Recreate Your Favorite Indoor Cycling Class on Your Own

If you've taken an indoor cycling class in the past, you'd probably agree that it's certainly a one-of-a-kind workout. With their perfectly curated playlists and strategically built intervals, it's no wonder that many studios have developed a cult-like following. However, it's not an inexpensive experience.

You don't need to spend a huge chunk of change to enjoy an indoor cycling workout. (Image: Bojan89/iStock/GettyImages)

Although classes can be a great way to stay healthy and meet new people, they can also burn a big hole in your wallet. Luckily, you can build your own indoor cycling workout — either at the gym or at home if you have your own bike.

How to Structure an Indoor Cycling Workout

While there's no set equation to building the perfect indoor cycling workout, there are a few components every instructor incorporates into each session, says Charlee Atkins, former master SoulCycle instructor and founder of Le Sweat. While classes always start with a warm-up and end with cool down, the middle portion varies, depending on what the instructor wants to emphasize.

When you build your own workout, you get to choose what you focus on. On Monday, you may want to work on your endurance, whereas on Thursday, you may want to build a strength-based cycling workout. Here are some things to keep in mind when creating each portion of your workout.

Start With a Warm-Up

Every indoor cycling workout should start with a five- to seven-minute warm-up, Atkins says. Keep yourself reined in during this part — it should feel like a brisk walk or walking up a small hill, not like an all-out spring. Give your body a little resistance to build some heat and lubricate the joints for the work to come, she says.
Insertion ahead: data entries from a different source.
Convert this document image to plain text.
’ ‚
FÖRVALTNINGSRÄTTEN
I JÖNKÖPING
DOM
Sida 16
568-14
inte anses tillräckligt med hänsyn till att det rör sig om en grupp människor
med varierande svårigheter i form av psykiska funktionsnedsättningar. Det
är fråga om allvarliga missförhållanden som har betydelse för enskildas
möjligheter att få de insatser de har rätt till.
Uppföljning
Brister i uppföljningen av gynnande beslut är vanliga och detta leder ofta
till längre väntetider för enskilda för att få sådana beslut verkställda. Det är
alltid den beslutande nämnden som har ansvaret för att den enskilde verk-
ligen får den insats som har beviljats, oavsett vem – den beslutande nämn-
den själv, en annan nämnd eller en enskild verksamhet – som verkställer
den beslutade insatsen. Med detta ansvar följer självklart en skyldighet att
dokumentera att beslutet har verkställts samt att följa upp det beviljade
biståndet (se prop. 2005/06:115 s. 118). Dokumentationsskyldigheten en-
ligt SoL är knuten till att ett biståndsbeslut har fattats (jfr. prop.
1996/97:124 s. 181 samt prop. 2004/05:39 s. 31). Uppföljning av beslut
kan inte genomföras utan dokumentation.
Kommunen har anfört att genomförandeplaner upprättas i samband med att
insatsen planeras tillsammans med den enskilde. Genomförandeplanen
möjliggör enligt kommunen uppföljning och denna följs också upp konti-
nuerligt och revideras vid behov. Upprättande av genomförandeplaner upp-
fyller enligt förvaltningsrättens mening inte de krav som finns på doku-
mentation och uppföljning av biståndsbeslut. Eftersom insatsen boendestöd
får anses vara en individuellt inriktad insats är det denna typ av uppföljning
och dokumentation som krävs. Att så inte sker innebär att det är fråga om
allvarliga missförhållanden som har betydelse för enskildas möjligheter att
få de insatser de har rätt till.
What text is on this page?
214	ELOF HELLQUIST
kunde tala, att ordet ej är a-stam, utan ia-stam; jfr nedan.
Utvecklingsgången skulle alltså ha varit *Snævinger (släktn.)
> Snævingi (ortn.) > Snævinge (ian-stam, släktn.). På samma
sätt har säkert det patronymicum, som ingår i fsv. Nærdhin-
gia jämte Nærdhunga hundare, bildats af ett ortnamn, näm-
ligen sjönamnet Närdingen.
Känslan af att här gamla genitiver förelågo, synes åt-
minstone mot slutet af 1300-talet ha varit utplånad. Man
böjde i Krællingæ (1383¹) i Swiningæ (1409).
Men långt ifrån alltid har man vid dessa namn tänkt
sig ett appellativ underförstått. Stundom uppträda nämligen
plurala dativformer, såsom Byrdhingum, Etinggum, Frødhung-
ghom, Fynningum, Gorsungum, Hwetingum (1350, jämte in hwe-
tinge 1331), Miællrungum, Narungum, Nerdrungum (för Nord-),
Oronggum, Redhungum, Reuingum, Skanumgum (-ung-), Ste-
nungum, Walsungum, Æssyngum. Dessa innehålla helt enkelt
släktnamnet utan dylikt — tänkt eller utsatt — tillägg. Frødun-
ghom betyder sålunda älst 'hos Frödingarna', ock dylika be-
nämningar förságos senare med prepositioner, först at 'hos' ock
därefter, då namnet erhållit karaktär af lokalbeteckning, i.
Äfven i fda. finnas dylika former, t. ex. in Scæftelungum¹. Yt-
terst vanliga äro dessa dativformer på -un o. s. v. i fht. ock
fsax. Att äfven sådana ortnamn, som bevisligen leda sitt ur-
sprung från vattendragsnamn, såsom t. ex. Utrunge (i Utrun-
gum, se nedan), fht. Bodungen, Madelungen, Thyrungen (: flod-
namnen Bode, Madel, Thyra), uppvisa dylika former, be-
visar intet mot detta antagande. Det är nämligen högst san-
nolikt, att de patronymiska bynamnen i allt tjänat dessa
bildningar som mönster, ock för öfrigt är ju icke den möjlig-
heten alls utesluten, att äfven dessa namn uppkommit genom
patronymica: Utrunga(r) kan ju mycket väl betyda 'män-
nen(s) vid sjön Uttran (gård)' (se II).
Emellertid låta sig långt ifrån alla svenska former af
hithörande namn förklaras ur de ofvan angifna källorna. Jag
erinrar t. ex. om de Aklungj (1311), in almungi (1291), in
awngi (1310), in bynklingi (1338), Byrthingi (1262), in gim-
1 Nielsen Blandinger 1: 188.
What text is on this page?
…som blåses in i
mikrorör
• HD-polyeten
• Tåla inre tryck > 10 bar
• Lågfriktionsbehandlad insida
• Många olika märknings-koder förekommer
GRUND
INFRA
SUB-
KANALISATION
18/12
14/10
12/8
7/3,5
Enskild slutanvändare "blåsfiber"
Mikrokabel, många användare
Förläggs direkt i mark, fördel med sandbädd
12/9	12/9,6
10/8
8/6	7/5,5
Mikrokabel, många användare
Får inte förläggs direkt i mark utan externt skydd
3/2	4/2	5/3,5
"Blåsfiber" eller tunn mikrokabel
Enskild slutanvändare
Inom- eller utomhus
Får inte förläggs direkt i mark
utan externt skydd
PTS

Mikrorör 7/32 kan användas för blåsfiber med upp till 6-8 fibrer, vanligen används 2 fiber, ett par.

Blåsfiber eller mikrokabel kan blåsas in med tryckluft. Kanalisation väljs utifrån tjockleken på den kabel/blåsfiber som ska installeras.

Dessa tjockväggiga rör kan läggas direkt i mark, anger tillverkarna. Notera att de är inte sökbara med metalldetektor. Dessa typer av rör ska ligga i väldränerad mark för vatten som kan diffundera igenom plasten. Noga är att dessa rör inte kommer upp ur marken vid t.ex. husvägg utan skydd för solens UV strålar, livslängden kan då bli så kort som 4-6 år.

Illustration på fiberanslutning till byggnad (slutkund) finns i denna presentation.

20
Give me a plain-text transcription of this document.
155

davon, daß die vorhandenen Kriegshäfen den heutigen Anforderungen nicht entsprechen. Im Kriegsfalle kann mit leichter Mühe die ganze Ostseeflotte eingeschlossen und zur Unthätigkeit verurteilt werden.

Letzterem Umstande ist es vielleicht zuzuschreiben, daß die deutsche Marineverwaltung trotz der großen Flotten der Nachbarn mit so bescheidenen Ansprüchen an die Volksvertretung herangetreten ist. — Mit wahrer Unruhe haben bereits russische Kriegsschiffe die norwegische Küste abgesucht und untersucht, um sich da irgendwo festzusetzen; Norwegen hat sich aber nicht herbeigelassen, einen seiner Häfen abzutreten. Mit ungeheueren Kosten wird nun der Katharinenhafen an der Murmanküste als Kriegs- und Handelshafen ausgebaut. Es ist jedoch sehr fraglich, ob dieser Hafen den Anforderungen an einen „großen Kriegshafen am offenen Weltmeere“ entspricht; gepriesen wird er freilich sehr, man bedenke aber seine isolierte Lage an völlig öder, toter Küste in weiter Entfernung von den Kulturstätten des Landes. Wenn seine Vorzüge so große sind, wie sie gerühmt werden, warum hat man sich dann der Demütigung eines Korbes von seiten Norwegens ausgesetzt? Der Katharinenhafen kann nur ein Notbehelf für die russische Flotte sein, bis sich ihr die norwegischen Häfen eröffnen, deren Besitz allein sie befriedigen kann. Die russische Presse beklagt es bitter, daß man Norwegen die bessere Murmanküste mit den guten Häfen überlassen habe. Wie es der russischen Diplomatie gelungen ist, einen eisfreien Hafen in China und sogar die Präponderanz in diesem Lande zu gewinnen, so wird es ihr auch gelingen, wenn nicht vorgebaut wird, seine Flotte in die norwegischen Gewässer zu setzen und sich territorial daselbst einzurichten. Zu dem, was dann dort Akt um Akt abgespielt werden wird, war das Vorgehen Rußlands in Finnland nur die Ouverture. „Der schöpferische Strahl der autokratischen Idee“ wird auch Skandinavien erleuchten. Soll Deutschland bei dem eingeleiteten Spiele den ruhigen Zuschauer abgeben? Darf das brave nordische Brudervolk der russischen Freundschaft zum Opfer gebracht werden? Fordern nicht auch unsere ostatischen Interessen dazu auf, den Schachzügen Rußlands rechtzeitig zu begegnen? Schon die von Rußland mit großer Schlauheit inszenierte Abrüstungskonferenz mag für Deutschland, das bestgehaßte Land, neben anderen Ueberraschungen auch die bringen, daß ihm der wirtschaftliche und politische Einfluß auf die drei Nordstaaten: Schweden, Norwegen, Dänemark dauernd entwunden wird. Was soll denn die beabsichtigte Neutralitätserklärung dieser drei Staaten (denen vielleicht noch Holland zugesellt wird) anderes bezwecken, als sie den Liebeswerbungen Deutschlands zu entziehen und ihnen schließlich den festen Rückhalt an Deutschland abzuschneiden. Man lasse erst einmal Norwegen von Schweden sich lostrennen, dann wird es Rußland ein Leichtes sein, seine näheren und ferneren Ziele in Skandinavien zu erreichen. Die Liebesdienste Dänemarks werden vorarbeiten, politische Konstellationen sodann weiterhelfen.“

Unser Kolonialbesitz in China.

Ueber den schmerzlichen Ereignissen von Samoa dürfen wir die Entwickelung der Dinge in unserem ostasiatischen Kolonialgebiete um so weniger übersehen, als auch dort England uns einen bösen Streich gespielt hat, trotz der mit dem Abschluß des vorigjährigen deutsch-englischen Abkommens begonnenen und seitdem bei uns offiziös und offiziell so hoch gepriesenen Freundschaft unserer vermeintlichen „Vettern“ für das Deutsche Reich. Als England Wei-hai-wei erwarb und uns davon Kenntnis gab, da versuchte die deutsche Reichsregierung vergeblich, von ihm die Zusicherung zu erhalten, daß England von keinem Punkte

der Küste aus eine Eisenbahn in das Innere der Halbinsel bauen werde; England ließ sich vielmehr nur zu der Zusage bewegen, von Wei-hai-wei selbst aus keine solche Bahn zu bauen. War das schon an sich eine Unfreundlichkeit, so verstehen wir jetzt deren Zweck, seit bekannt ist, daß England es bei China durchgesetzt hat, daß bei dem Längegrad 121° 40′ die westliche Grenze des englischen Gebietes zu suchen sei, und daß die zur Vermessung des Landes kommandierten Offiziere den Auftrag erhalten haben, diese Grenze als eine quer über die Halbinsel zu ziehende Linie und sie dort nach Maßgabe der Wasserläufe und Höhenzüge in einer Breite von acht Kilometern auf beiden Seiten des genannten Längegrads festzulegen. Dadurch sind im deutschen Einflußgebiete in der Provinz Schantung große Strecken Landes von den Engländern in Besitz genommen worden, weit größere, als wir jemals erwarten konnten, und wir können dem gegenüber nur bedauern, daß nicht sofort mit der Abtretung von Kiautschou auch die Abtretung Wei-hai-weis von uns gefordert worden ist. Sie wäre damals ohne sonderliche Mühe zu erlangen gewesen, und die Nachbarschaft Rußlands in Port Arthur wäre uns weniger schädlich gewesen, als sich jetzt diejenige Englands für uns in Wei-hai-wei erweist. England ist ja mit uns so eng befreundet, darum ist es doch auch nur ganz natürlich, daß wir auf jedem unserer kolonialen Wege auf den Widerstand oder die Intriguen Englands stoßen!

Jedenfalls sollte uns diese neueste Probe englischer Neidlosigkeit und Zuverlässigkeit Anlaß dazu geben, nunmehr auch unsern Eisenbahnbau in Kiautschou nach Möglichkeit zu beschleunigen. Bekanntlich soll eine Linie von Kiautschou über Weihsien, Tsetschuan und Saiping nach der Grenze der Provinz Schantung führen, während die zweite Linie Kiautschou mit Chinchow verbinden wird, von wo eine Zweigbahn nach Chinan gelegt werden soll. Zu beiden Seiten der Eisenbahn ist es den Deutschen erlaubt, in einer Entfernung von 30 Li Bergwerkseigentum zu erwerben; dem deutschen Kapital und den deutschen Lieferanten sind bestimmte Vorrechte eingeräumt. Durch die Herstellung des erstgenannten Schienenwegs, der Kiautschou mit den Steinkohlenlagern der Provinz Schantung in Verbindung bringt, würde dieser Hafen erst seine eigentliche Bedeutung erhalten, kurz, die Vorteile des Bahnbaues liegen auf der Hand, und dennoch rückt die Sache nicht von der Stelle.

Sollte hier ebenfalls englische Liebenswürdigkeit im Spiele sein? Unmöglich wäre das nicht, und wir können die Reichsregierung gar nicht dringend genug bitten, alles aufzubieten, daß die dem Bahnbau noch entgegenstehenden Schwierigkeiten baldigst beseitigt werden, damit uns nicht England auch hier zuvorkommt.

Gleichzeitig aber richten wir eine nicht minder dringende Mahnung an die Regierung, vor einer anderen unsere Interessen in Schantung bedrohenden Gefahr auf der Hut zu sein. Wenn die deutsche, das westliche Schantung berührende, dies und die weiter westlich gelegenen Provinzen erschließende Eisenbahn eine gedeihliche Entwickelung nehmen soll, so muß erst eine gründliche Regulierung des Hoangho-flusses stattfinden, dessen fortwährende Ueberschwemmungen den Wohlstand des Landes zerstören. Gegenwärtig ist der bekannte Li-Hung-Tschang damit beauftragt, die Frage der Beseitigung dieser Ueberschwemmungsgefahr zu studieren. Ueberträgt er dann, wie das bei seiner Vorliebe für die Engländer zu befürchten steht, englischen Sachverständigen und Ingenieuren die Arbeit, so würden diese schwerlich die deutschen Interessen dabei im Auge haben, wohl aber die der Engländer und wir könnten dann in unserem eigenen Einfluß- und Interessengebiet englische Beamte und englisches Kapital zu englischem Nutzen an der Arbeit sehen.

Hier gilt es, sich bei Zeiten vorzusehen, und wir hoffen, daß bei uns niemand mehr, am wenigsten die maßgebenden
Add Hills, Sprints and Jogs

The main portion of your indoor cycling workout consists of hills, jogs and sprints. You can incorporate one, two or all three of these, depending on what you're looking to train. For instance, while hills are great for strength building, sprints are perfect for endurance, Atkins says. Use these strategically for your best workout.

To build strength in your lower body (think: quads, glutes, hamstrings and calves), add artificial hills on your bike by increasing the resistance for a certain amount of time (say one to two minutes), followed by an interval of decreased resistance. Your hill should feel like a push or climb.

Jogs can be used for recovery or endurance, says Atkins. Keep a moderate pace, maintaining your elevated heart rate. In general, you should be able to speak in full sentences during a recovery jug. But if you want to use a jog to build endurance, up the pace to just a bit beyond that point.

The sprint is great for training your endurance or power, depending on how much resistance you place on the wheel. To work your endurance, keep the resistance on the lower side and push a faster pace. If you want to build power, keep your resistance a little higher and push the fastest sustainable pace at that level. No matter which you choose, keep your pace challenging (think moderately breathless).

Recover on the Flat Road

Follow your hills, jogs and sprints with an interval of flat road, which is great for recovery or steady-state endurance. Depending on how tired you are after your previous push, you can choose to either back off the resistance and slow the pace or back off the resistance and keep your pace. You can also incorporate flat roads throughout the workout, as needed.

Finish by Cooling Down

Just as you should begin each indoor cycling workout with a warm-up, always end with a cooldown, says Atkins. But whereas your warm-up starts at a slower pace and builds gradually, your cooldown begins at a quicker pace (near where your workout left off) and slows down until you're close to your baseline. Focus on lowering your heart rate and relaxing your muscles as you finish your workout.

Choose Your Music Strategically

You likely already know that the music you choose can make or break an indoor cycling workout. As you're spinning the pedals in coordination with the beat, preparation is key and it's important to create a playlist before you hit the bike.

When building your playlist, search songs by specific beats per minute (bpm). Apps like Spotify allow you to find playlists or songs based on their tempo. With these general guidelines (thanks to Atkins) you can use bpm to structure the intensity of your workout:

  • Warm-up: 70 to 85 bpm
  • Hill: 90 to 110 bpm.
  • Jog: 7o to 85 bpm (Note: You'll want to double-time your pedal pace to 140 to 170 bpm.)
  • Sprint: 128 bpm (but double-time your feet to 256 bpm)
  • Flat Road: 120 to 125 bpm (pedals moving double-time at 240 to 250 bpm)
  • Cool Down: 60 to 85 bpm (Start pedaling at the faster end and slow as the song goes on.)